Located on the top side of the boom, the rope guides, rollers or wear pads (on which the hoist rope ride), should be checked for wear due to metal-on-metal contact. Once the entire structure of the boom has been inspected, the boom hoist system must be evaluated. Each sheave of the system should be inspected in the same manner as the boom tip sheaves. This may require the sheaves to be completely unloaded and slack left in the lines. Inspectors generally find wear on the outer bale assemblies from excessive rotation while in motion. Once completed, keep tension on the lines while the crane is boomed, checking the accuracy of the boom angle indicator throughout the crane’s range.
Telescopic boom inspection
Telescoping crane booms differ from lattice boom cranes in style but require just as much, if not more, scrutiny. Even though many of the components are inspected in the same manner as lattice booms – boom tip, operator aides and safety devices – the boom itself has major differences.
Telescoping booms are made up of multiple “shell” sections that become progressively narrower the further they scope out from the crane. Through a system of hydraulic cylinders, in conjunction with roller chains or wire rope, each section will slide out as the boom is lengthened.
Once the inspector has access to the entire boom length, the inspection should begin with the base section at the hinge pins and the boom cylinder. The pins should be sized to the crane, without any gaps or play where they attach, and the cylinder should be free of leaks and damage. Each boom section should also be inspected closely for any structural damage, with the boom fully extended. If an inspection reveals structural damage, nicks, corrosion, gouges, bent components, broken welds or any type of deformation, the damage needs to be recorded, and the crane is to be tagged out until the manufacturer has been consulted and/or the damaged repaired. Any deformation in this type of boom can lead to a collapse, even without a load on the crane.
Wear pads, which prevent metal on metal contact and excessive movement on each section, will need to be inspected and adjusted or replaced if worn. There should be a lite coat of lubricant on the boom where the pads make contact,reducing friction and easing the extension/retraction of the boom.

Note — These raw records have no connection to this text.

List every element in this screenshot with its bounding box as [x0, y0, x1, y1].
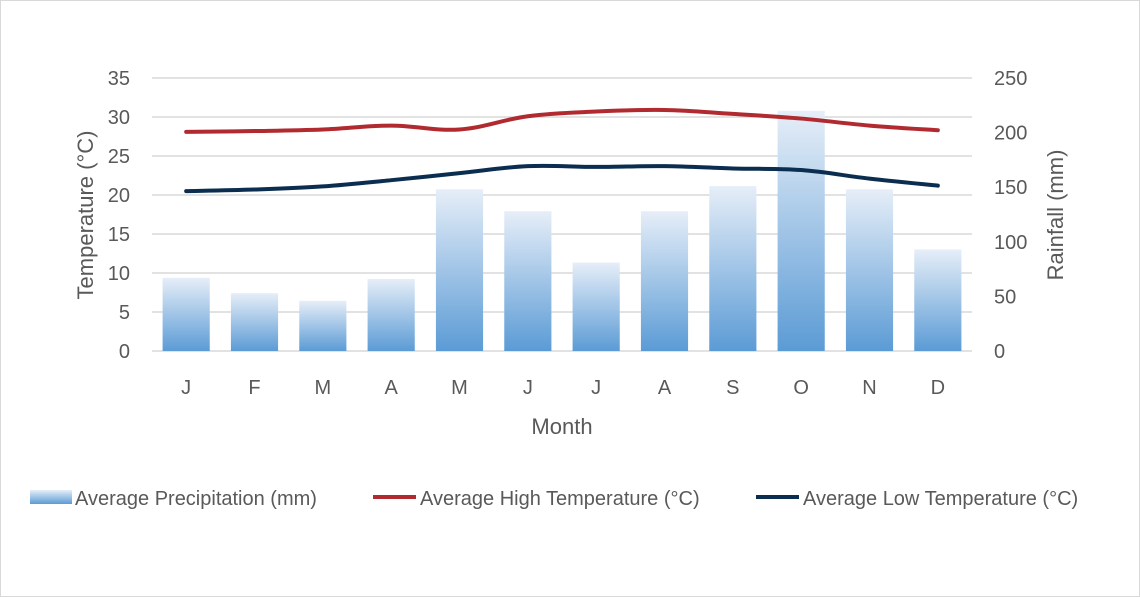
temperature-lines [184, 107, 940, 194]
x-tick-label: J [181, 377, 191, 399]
low-temperature-line [184, 163, 940, 194]
precipitation-bars [162, 110, 962, 351]
right-tick-label: 50 [994, 286, 1016, 308]
legend-label-precipitation: Average Precipitation (mm) [75, 488, 317, 510]
left-axis-ticks: 0 5 10 15 20 25 30 35 [108, 68, 130, 363]
x-tick-label: D [931, 377, 945, 399]
right-axis-title: Rainfall (mm) [1043, 150, 1068, 281]
precipitation-bar [299, 300, 347, 351]
right-tick-label: 250 [994, 68, 1027, 90]
x-tick-label: F [248, 377, 260, 399]
precipitation-bar [709, 186, 757, 351]
precipitation-bar [640, 211, 689, 351]
left-tick-label: 35 [108, 68, 130, 90]
high-temperature-line [184, 107, 940, 134]
left-tick-label: 5 [119, 302, 130, 324]
legend-label-low-temp: Average Low Temperature (°C) [803, 488, 1078, 510]
x-axis-title: Month [531, 414, 592, 439]
left-tick-label: 15 [108, 224, 130, 246]
x-tick-label: M [314, 377, 331, 399]
x-tick-label: J [523, 377, 533, 399]
precipitation-bar [572, 262, 620, 351]
x-tick-label: S [726, 377, 739, 399]
gridlines [152, 77, 972, 352]
left-axis-title: Temperature (°C) [73, 131, 98, 300]
x-tick-label: O [793, 377, 809, 399]
x-tick-label: J [591, 377, 601, 399]
precipitation-bar [504, 211, 552, 351]
precipitation-bar [367, 278, 415, 351]
right-tick-label: 0 [994, 341, 1005, 363]
x-tick-label: A [384, 377, 398, 399]
x-tick-label: N [862, 377, 876, 399]
precipitation-bar [230, 293, 279, 351]
right-tick-label: 150 [994, 177, 1027, 199]
left-tick-label: 0 [119, 341, 130, 363]
precipitation-bar [777, 110, 825, 351]
legend: Average Precipitation (mm) Average High … [30, 488, 1078, 510]
legend-swatch-precipitation [30, 490, 72, 504]
left-tick-label: 30 [108, 107, 130, 129]
left-tick-label: 20 [108, 185, 130, 207]
precipitation-bar [914, 249, 962, 351]
left-tick-label: 25 [108, 146, 130, 168]
precipitation-bar [435, 189, 484, 351]
x-tick-label: M [451, 377, 468, 399]
left-tick-label: 10 [108, 263, 130, 285]
right-tick-label: 100 [994, 232, 1027, 254]
legend-label-high-temp: Average High Temperature (°C) [420, 488, 700, 510]
precipitation-bar [845, 189, 894, 351]
right-axis-ticks: 0 50 100 150 200 250 [994, 68, 1027, 363]
x-tick-label: A [658, 377, 672, 399]
right-tick-label: 200 [994, 123, 1027, 145]
precipitation-bar [162, 277, 210, 351]
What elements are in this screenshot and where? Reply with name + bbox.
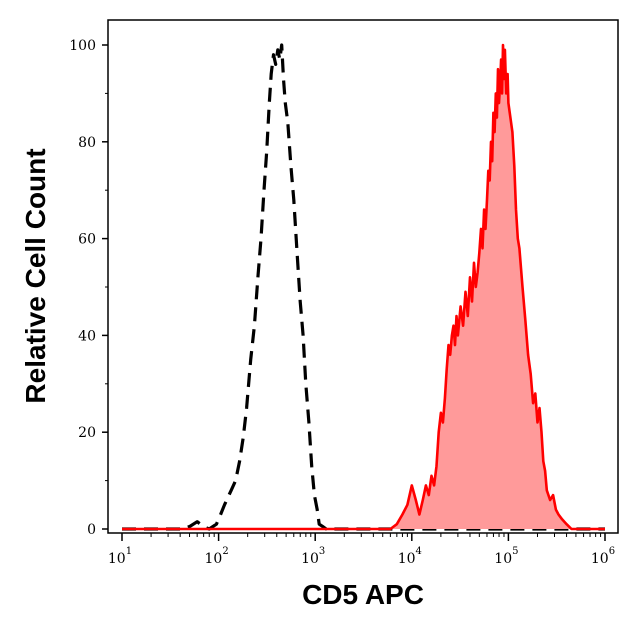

Along the boom there will be sight windows, allowing for inspection of the crane’s telescoping system. The inspector should check for hydraulic leaks, damaged hoses, corrosion, worn parts, loose roller chains and anything else of question. The inspector will also be able to view the extension/retraction cylinders. Any hydraulic issues should be addressed immediately. Damage found in this section may need disassembly for repair.
Should inspection of any type of the crane’s boom show a deformation, excessive sag, structural damage, or raise a question about the safety of a crane, the inspector shall document it, and the manufacturer would need to be contacted.
The manufacturer’s report will let you know if the equipment needs to be repaired or replaced. If the deficiency can be repaired, the manufacturer’s procedures must be followed and documented accordingly by a qualified person.
The boom is a critical component that doesn’t require major damage to become dangerous. Everyone that works around cranes should be trained to know what to look for, and all mobile crane inspections should be completed thoroughly and by a qualified person.
A visual inspection of all booms is required before operating the equipment by a competent person. A comprehensive inspection is required annually by a qualified person and must be documented, maintained and retained for a minimum of 12 months. A well-documented and thorough inspection is a relatively inexpensive way of ensuring the health and well-being of everyone at a worksite along with protecting the hundreds of thousands of dollars invested in the crane.